Even as the US Federal Reserve has grown its balance sheet to $4.2 trillion in April 2014 from $488 billion in January 2011, yields on 10-year and 30-year US Treasury bonds have stayed extraordinarily low.
The reason? An extreme shortage of supply that has made buyers who need long-maturity bonds to match long-dated obligations willing to pay up.
Excluding those 10-year and longer Treasuries held by the Federal Reserve itself, Treasuries due in 10 years or more account for only 5% of the entire $12.1 trillion market for US debt. Pension funds faced with new regulations that require them to buy more long-dated Treasuries and overseas demand have pushed down yields on 30-year Treasury bonds to just 3.46% as of May 9. The yield on the 10-year bond, after dropping below 2% in September 2011 and effectively staying below 2% until June 2013, has since climbed back to 2.86% in January 2013 before retreating again to 2.62% on May 9.
Feeding the supply/demand imbalance has been a big drop in net issuance of US Treasuries. Net issuance of Treasuries is scheduled to drop by 36% in 2015 from the 2013 level.
It hasn't hurt demand that despite their low yields, US Treasuries still yield better than competitor products such as the 30-year German Bund with its 2.34% yield.
Strangely enough, the recovery of the US economy and the strong 32% return from stocks in the Standard & Poor's 500, have increased demand for long-dated bonds too. Thanks to last year's gains, pension funds look a lot healthier than then did in the worst of the global financial crisis.

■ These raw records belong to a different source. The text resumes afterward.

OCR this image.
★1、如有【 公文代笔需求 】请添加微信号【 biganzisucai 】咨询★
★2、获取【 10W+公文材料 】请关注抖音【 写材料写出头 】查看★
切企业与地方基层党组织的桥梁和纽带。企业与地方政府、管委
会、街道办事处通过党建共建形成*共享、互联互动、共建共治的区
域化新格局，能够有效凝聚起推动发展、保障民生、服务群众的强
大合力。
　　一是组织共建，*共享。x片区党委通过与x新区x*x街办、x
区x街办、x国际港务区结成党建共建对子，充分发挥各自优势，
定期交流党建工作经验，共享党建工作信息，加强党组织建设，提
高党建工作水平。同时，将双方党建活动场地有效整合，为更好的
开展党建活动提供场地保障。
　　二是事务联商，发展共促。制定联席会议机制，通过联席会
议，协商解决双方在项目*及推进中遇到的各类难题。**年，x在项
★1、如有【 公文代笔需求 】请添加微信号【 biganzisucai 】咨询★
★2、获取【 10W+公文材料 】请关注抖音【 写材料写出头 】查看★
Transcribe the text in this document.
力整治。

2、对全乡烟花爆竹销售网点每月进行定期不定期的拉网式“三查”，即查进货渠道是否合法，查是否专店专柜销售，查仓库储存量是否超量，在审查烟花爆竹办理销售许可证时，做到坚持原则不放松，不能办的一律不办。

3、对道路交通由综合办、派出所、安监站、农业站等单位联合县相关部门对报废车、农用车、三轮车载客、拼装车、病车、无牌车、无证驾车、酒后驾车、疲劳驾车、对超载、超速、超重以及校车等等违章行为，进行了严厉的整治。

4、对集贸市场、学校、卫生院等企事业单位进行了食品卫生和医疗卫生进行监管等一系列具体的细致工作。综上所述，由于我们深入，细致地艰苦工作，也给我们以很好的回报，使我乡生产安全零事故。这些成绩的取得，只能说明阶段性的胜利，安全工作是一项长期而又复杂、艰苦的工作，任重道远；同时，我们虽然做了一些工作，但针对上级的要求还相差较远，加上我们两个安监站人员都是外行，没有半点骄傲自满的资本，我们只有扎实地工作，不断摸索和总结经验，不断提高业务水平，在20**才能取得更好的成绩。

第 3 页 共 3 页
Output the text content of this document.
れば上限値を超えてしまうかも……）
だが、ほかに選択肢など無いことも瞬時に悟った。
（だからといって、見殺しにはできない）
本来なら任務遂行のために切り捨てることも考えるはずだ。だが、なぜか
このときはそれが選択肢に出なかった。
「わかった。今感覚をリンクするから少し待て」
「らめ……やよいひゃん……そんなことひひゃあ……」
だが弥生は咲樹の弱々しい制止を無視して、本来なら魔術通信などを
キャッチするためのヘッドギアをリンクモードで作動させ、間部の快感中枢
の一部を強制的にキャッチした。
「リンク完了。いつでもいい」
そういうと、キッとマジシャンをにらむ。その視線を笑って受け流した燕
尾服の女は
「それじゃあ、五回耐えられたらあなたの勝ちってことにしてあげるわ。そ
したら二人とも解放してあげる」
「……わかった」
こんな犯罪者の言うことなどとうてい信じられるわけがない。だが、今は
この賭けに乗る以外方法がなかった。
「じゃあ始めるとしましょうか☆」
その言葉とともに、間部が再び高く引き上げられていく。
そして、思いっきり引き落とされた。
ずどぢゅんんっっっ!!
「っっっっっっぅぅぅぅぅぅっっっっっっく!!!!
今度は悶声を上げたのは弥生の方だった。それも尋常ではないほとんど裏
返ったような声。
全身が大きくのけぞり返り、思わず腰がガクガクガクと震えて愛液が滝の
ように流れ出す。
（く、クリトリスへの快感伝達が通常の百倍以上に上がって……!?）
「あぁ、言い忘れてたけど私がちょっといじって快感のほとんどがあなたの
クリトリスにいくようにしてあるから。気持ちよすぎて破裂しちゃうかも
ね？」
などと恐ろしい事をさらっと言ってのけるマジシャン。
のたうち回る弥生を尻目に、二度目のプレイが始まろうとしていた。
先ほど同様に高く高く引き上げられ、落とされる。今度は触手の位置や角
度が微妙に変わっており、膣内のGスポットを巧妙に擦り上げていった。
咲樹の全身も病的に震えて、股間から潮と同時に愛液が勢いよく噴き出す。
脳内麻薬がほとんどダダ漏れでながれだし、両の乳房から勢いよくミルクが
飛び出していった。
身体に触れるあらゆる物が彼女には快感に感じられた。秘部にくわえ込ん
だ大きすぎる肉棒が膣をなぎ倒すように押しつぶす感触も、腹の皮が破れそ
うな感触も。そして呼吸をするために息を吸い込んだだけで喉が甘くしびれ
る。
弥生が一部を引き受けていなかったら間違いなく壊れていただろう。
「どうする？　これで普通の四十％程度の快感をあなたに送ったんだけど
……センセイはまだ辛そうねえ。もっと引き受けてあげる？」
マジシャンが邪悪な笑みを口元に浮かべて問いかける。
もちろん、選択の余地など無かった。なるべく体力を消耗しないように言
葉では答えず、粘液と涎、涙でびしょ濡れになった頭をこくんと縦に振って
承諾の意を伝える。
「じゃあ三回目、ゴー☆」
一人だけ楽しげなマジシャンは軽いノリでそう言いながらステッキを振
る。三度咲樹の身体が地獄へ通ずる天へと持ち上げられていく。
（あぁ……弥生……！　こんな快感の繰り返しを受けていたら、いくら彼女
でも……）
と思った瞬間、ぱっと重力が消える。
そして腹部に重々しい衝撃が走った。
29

The 100 biggest US corporate pensions moved up to 88% funded by the end of 2013, their best showing since October 2008. That has let them cut back on risk-hold less in equities-and concentrate on matching the maturity of future obligations with long-dated Treasuries. For example, the $16.3 billion pension fund at Caterpillar (CAT) has increased its debt position to 35%, the most in at least a decade.
The strong demand for Treasuries and the limited supply has made the longest end of the Treasury market a very rewarding place to be in 2014. The return to holders of the 30-year Treasury has been 12.3% in 2014 to May 8.
With inflation in the United States running at an annual 1.5% in April, bond investors are willing to buy 10-year and 30-year paper with a real yield of just 1.12% or 1.96%, respectively.
The big positive return in 2014 to date doesn't mean this is a one-way trade. In 2013 holding a 30-year Treasury resulted in a loss of 12.5%.
And bears have been predicting an increase in interest rates pretty much every year since the Fed started to grow its balance sheet. And 2014 is no exception. Predictions are that the yield on the 30-year bond will climb to 4.14% by the end of 2014. That would produce a big loss for owners of 30-year bonds.
The speed of any increase in yields (and remember that bond prices fall as yields climb) depends on how fast (if at all) growth picks up in the US economy and how much yield-insensitive demand there is at the long end of the Treasury market. The Bank of Nova Scotia estimates that buying from private pension funds will create $150 billion in demand for longer-dated Treasuries in the next 12 months. That compares, the bank calculates to $40 billion in demand from pension funds in 2013.
My read on how this all balances out suggests that yields at the long end of the Treasury market will indeed by higher at the end of 2014 than they are now but that once again Treasury bears are likely to be surprised that yields haven't climbed higher and faster than they have.
Scarcity will continue to count-even as the Federal Reserve reduces its monthly purchases of Treasuries for the remainder of 2014.